Five of the original Six members of the ULA, with NYC journalist Annia Ciezadlo in tow, showed up at KGB one Sunday night to give an impromptu performance to let people know what we were about. We were there a grand total of ten or fifteen minutes. It was great fun, one of the highlights of our history as an organization.
That simple "reading crash" illustrated then and for all time the difference between the status quo and what the ULA stands for. What we saw was a crowd of the gentry "appreciating" the most godawful sterile dull "performance" ever witnessed; the polite comfortable affluent people sitting like tame pets as if at a church service-- which for them is exactly what it was. The Vanity Fair editor who was reading has little talent as a writer and ZERO ability as a reader-- staring down mumbling in a monotone her precious story about vacation in France, or something similarly irrelevant and precious. (We were hoping Rick Moody and friends would be there.) There was no life in the room. THIS-- these kind of readings, are exactly what are killing literature in this country because they tell the world there's no life in literature itself-- and there isn't, if it's to be judged by these folks and by their enervated works.
So, we gave a free performance; some brief ULA Theater. For me, it was an opportunity to let my voice out just a trifle-- when Ms. Sterzinger, Mr. Bassett, and Mike Jackman had done their thing and then the balloon popped and the crowd demanded we be removed and I got off my barstool, stood in the center of the room and asked, "Who's going to remove us?" and pointed to pet after pet and said, "You? Or you?"
I was the first person out the door and so missed Jackman's impromptu speech, which I heard afterward was pretty good. The rest of the gang came down in stages where I waited outside on the sidewalk; that's when I uncorked my voice full out at the bouncers-- I'm sure it was heard in the room above-- while an Ivy League jock who'd followed us downstairs tried to give Michael the "jock push." Michael just puffed on a cigarette and laughed at him.
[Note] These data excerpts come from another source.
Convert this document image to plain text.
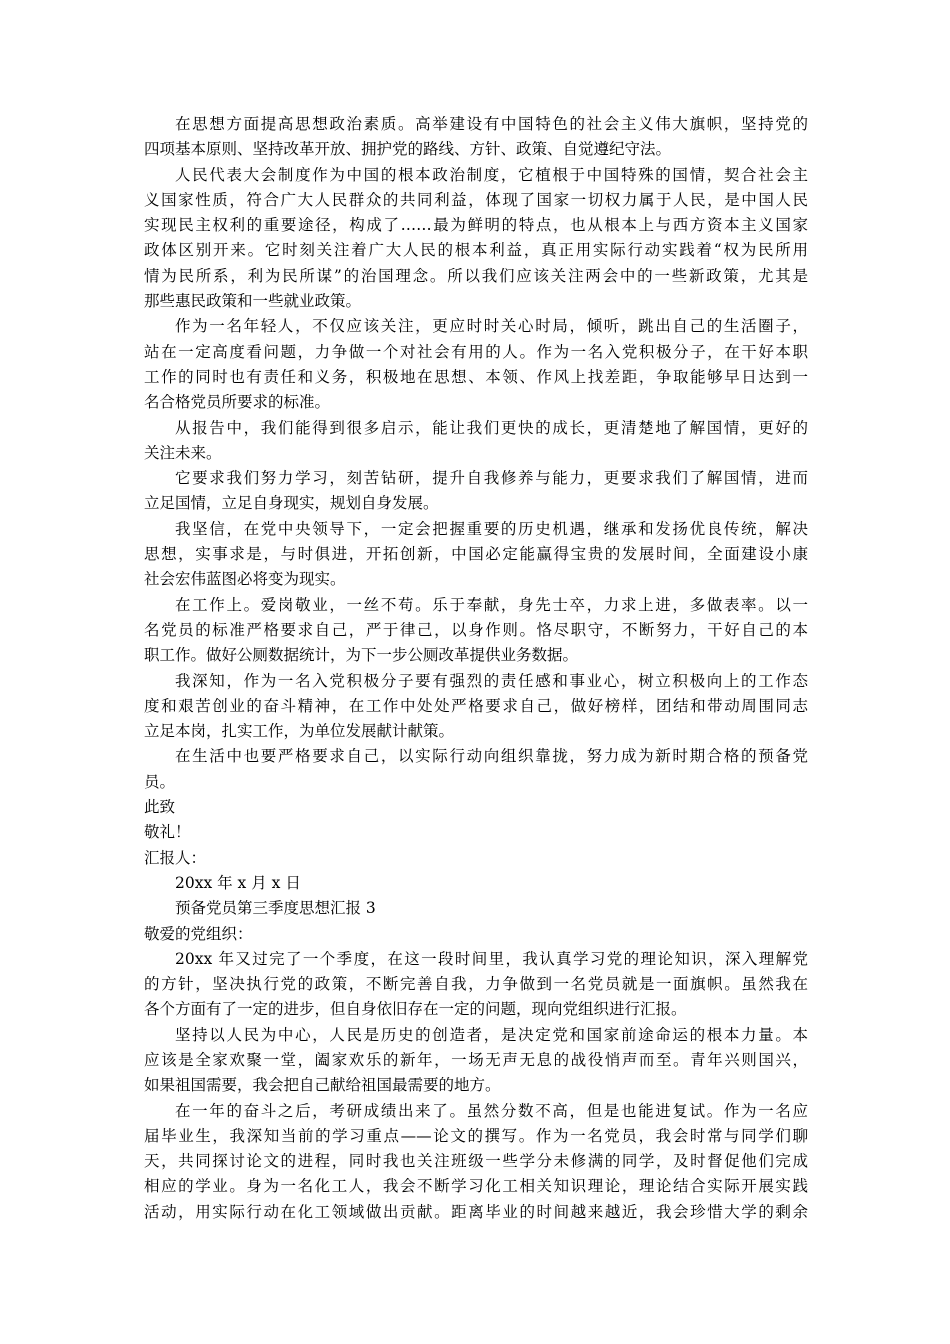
在思想方面提高思想政治素质。高举建设有中国特色的社会主义伟大旗帜，坚持党的
四项基本原则、坚持改革开放、拥护党的路线、方针、政策、自觉遵纪守法。
人民代表大会制度作为中国的根本政治制度，它植根于中国特殊的国情，契合社会主
义国家性质，符合广大人民群众的共同利益，体现了国家一切权力属于人民，是中国人民
实现民主权利的重要途径，构成了……最为鲜明的特点，也从根本上与西方资本主义国家
政体区别开来。它时刻关注着广大人民的根本利益，真正用实际行动实践着“权为民所用
情为民所系，利为民所谋”的治国理念。所以我们应该关注两会中的一些新政策，尤其是
那些惠民政策和一些就业政策。
作为一名年轻人，不仅应该关注，更应时时关心时局，倾听，跳出自己的生活圈子，
站在一定高度看问题，力争做一个对社会有用的人。作为一名入党积极分子，在干好本职
工作的同时也有责任和义务，积极地在思想、本领、作风上找差距，争取能够早日达到一
名合格党员所要求的标准。
从报告中，我们能得到很多启示，能让我们更快的成长，更清楚地了解国情，更好的
关注未来。
它要求我们努力学习，刻苦钻研，提升自我修养与能力，更要求我们了解国情，进而
立足国情，立足自身现实，规划自身发展。
我坚信，在党中央领导下，一定会把握重要的历史机遇，继承和发扬优良传统，解决
思想，实事求是，与时俱进，开拓创新，中国必定能赢得宝贵的发展时间，全面建设小康
社会宏伟蓝图必将变为现实。
在工作上。爱岗敬业，一丝不苟。乐于奉献，身先士卒，力求上进，多做表率。以一
名党员的标准严格要求自己，严于律己，以身作则。恪尽职守，不断努力，干好自己的本
职工作。做好公厕数据统计，为下一步公厕改革提供业务数据。
我深知，作为一名入党积极分子要有强烈的责任感和事业心，树立积极向上的工作态
度和艰苦创业的奋斗精神，在工作中处处严格要求自己，做好榜样，团结和带动周围同志
立足本岗，扎实工作，为单位发展献计献策。
在生活中也要严格要求自己，以实际行动向组织靠拢，努力成为新时期合格的预备党
员。
此致
敬礼！
汇报人：
20xx 年 x 月 x 日
预备党员第三季度思想汇报 3
敬爱的党组织：
20xx 年又过完了一个季度，在这一段时间里，我认真学习党的理论知识，深入理解党
的方针，坚决执行党的政策，不断完善自我，力争做到一名党员就是一面旗帜。虽然我在
各个方面有了一定的进步，但自身依旧存在一定的问题，现向党组织进行汇报。
坚持以人民为中心，人民是历史的创造者，是决定党和国家前途命运的根本力量。本
应该是全家欢聚一堂，阖家欢乐的新年，一场无声无息的战役悄声而至。青年兴则国兴，
如果祖国需要，我会把自己献给祖国最需要的地方。
在一年的奋斗之后，考研成绩出来了。虽然分数不高，但是也能进复试。作为一名应
届毕业生，我深知当前的学习重点——论文的撰写。作为一名党员，我会时常与同学们聊
天，共同探讨论文的进程，同时我也关注班级一些学分未修满的同学，及时督促他们完成
相应的学业。身为一名化工人，我会不断学习化工相关知识理论，理论结合实际开展实践
活动，用实际行动在化工领域做出贡献。距离毕业的时间越来越近，我会珍惜大学的剩余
Theater, that's all it was. If Ms. E.S. had any ability whatsoever as an entertaining reader she would've waved at us and laughed. Instead, she froze. I've been heckled many times when reading. It's when I'm at my best-- when I can really get into my words. For E.S., it was potentially a learning experience-- and she blew it, maybe because as a talent she blows.
All you saw that evening, Anonymous, was a contrast between genteel posers and the genuine article.
The ULA's evening ended at the International Bar with a couple out-and-out brawls between us. (The early ULA saved all its most intense and violent fights for ourselves.)